Datum21.10.2025 14:24
Quellewww.spiegel.de
TLDRPolens Außenminister Radosław Sikorski warnte, dass Russland möglicherweise Schwierigkeiten bekommen könnte, falls Wladimir Putin über den polnischen Luftraum zu einem Gipfeltreffen mit Donald Trump in Budapest fliegt. Der Internationale Strafgerichtshof hat gegen Putin einen Haftbefehl wegen Kriegsverbrechen erlassen, wodurch Polen verpflichtet wäre, ihn festzunehmen. Sikorski deutete an, dass Russland alternative Routen in Betracht ziehen könnte. Ungarns Ministerpräsident Orbán hingegen plant, Putin eine Anreise und Rückkehr nach Russland zu ermöglichen.

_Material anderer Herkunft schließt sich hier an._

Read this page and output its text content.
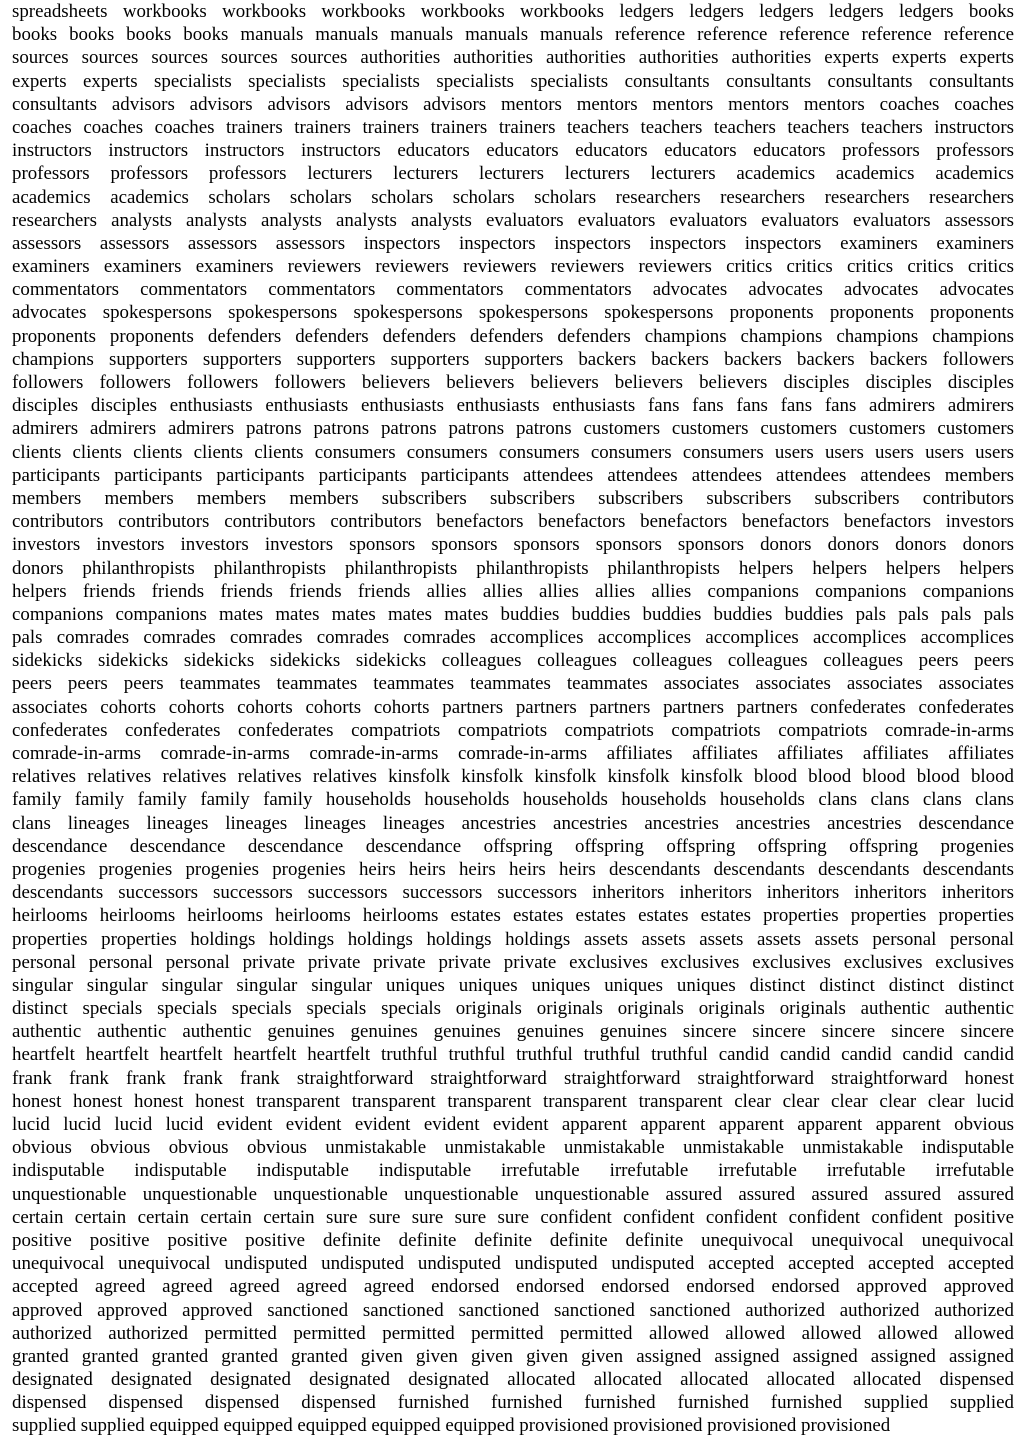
spreadsheets workbooks workbooks workbooks workbooks workbooks ledgers ledgers ledgers ledgers ledgers books
books books books books manuals manuals manuals manuals manuals reference reference reference reference reference
sources sources sources sources sources authorities authorities authorities authorities authorities experts experts experts
experts experts specialists specialists specialists specialists specialists consultants consultants consultants consultants
consultants advisors advisors advisors advisors advisors mentors mentors mentors mentors mentors coaches coaches
coaches coaches coaches trainers trainers trainers trainers trainers teachers teachers teachers teachers teachers instructors
instructors instructors instructors instructors educators educators educators educators educators professors professors
professors professors professors lecturers lecturers lecturers lecturers lecturers academics academics academics
academics academics scholars scholars scholars scholars scholars researchers researchers researchers researchers
researchers analysts analysts analysts analysts analysts evaluators evaluators evaluators evaluators evaluators assessors
assessors assessors assessors assessors inspectors inspectors inspectors inspectors inspectors examiners examiners
examiners examiners examiners reviewers reviewers reviewers reviewers reviewers critics critics critics critics critics
commentators commentators commentators commentators commentators advocates advocates advocates advocates
advocates spokespersons spokespersons spokespersons spokespersons spokespersons proponents proponents proponents
proponents proponents defenders defenders defenders defenders defenders champions champions champions champions
champions supporters supporters supporters supporters supporters backers backers backers backers backers followers
followers followers followers followers believers believers believers believers believers disciples disciples disciples
disciples disciples enthusiasts enthusiasts enthusiasts enthusiasts enthusiasts fans fans fans fans fans admirers admirers
admirers admirers admirers patrons patrons patrons patrons patrons customers customers customers customers customers
clients clients clients clients clients consumers consumers consumers consumers consumers users users users users users
participants participants participants participants participants attendees attendees attendees attendees attendees members
members members members members subscribers subscribers subscribers subscribers subscribers contributors
contributors contributors contributors contributors benefactors benefactors benefactors benefactors benefactors investors
investors investors investors investors sponsors sponsors sponsors sponsors sponsors donors donors donors donors
donors philanthropists philanthropists philanthropists philanthropists philanthropists helpers helpers helpers helpers
helpers friends friends friends friends friends allies allies allies allies allies companions companions companions
companions companions mates mates mates mates mates buddies buddies buddies buddies buddies pals pals pals pals
pals comrades comrades comrades comrades comrades accomplices accomplices accomplices accomplices accomplices
sidekicks sidekicks sidekicks sidekicks sidekicks colleagues colleagues colleagues colleagues colleagues peers peers
peers peers peers teammates teammates teammates teammates teammates associates associates associates associates
associates cohorts cohorts cohorts cohorts cohorts partners partners partners partners partners confederates confederates
confederates confederates confederates compatriots compatriots compatriots compatriots compatriots comrade-in-arms
comrade-in-arms comrade-in-arms comrade-in-arms comrade-in-arms affiliates affiliates affiliates affiliates affiliates
relatives relatives relatives relatives relatives kinsfolk kinsfolk kinsfolk kinsfolk kinsfolk blood blood blood blood blood
family family family family family households households households households households clans clans clans clans
clans lineages lineages lineages lineages lineages ancestries ancestries ancestries ancestries ancestries descendance
descendance descendance descendance descendance offspring offspring offspring offspring offspring progenies
progenies progenies progenies progenies heirs heirs heirs heirs heirs descendants descendants descendants descendants
descendants successors successors successors successors successors inheritors inheritors inheritors inheritors inheritors
heirlooms heirlooms heirlooms heirlooms heirlooms estates estates estates estates estates properties properties properties
properties properties holdings holdings holdings holdings holdings assets assets assets assets assets personal personal
personal personal personal private private private private private exclusives exclusives exclusives exclusives exclusives
singular singular singular singular singular uniques uniques uniques uniques uniques distinct distinct distinct distinct
distinct specials specials specials specials specials originals originals originals originals originals authentic authentic
authentic authentic authentic genuines genuines genuines genuines genuines sincere sincere sincere sincere sincere
heartfelt heartfelt heartfelt heartfelt heartfelt truthful truthful truthful truthful truthful candid candid candid candid candid
frank frank frank frank frank straightforward straightforward straightforward straightforward straightforward honest
honest honest honest honest transparent transparent transparent transparent transparent clear clear clear clear clear lucid
lucid lucid lucid lucid evident evident evident evident evident apparent apparent apparent apparent apparent obvious
obvious obvious obvious obvious unmistakable unmistakable unmistakable unmistakable unmistakable indisputable
indisputable indisputable indisputable indisputable irrefutable irrefutable irrefutable irrefutable irrefutable
unquestionable unquestionable unquestionable unquestionable unquestionable assured assured assured assured assured
certain certain certain certain certain sure sure sure sure sure confident confident confident confident confident positive
positive positive positive positive definite definite definite definite definite unequivocal unequivocal unequivocal
unequivocal unequivocal undisputed undisputed undisputed undisputed undisputed accepted accepted accepted accepted
accepted agreed agreed agreed agreed agreed endorsed endorsed endorsed endorsed endorsed approved approved
approved approved approved sanctioned sanctioned sanctioned sanctioned sanctioned authorized authorized authorized
authorized authorized permitted permitted permitted permitted permitted allowed allowed allowed allowed allowed
granted granted granted granted granted given given given given given assigned assigned assigned assigned assigned
designated designated designated designated designated allocated allocated allocated allocated allocated dispensed
dispensed dispensed dispensed dispensed furnished furnished furnished furnished furnished supplied supplied
supplied supplied equipped equipped equipped equipped equipped provisioned provisioned provisioned provisioned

InhaltMögliche Ukraineverhandlungen in Budapest könnten für Putin zum Problem werden. Der polnische Außenminister warnt, das russische Flugzeug möglicherweise abzufangen – wegen des internationalen Haftbefehls gegen den Präsidenten. Polen hat den russischen Machthaber Wladimir Putin davor gewarnt, zu einem möglichen Gipfeltreffen mit US-Präsident Donald Trump in Budapest durch den polnischen Luftraum zu fliegen. Man könnte sich gezwungen sehen, einen Haftbefehl des Internationalen Strafgerichtshofs in Den Haag gegen Putin zu vollstrecken. "Ich kann nicht garantieren, dass ein unabhängiges polnisches Gericht die Regierung nicht anweisen wird, ein solches Flugzeug abzufangen, um den Verdächtigen an das Gericht in Den Haag zu übergeben", sagte Polens Außenminister Radosław Sikorski bei Radio Rodzina. Trump hatte vergangene Woche angekündigt, Putin zu Verhandlungen über den russischen Krieg gegen die Ukraine treffen zu wollen. Der Gipfel soll in Budapest stattfinden. Um von Russland in die ungarische Hauptstadt Budapest zu gelangen, müsste Putin entweder über die Ukraine oder über mindestens ein Mitglied der Europäischen Union fliegen, die alle Mitglied des Internationalen Strafgerichtshofs sind. "Ich denke, die russische Seite ist sich der Situation bewusst", sagte Sikorski. "Deshalb wird das Flugzeug eine andere Route nehmen." Möglicherweise ist damit eine Flugroute über das Schwarze Meer, Rumänien und Serbien gemeint. Der rumänische Außenminister hatte bereits angekündigt, den Luftraum für Putins Reise zu öffnen. Wie sich die serbische Regierung, die auch dem Strafgerichtshof verpflichtet ist, in diesem Fall verhalten würde, ist nicht bekannt. Eine andere Flugroute würde über die Ostsee, Deutschland und Tschechien führen. Der Internationale Strafgerichtshof in Den Haag hat 2023 einen Haftbefehl gegen Putin ausgestellt. Ihm werden Kriegsverbrechen wie die Entführung Hunderter Kinder aus der Ukraine vorgeworfen. Dieser Haftbefehl verpflichtet die Mitgliedstaaten des Gerichtshofs, Putin zu verhaften, wenn er ihr Hoheitsgebiet betritt. Der Kreml streitet die Vorwürfe ab und erkennt den Internationalen Strafgerichtshof nicht an. Der ungarische Ministerpräsident Viktor Orbán hatte erklärt, er werde dafür sorgen, dass Putin zum Gipfel anreisen und anschließend nach Russland zurückkehren kann. Ungarn ist Mitglied des Strafgerichtshofs und wäre verpflichtet, Putin festzunehmen.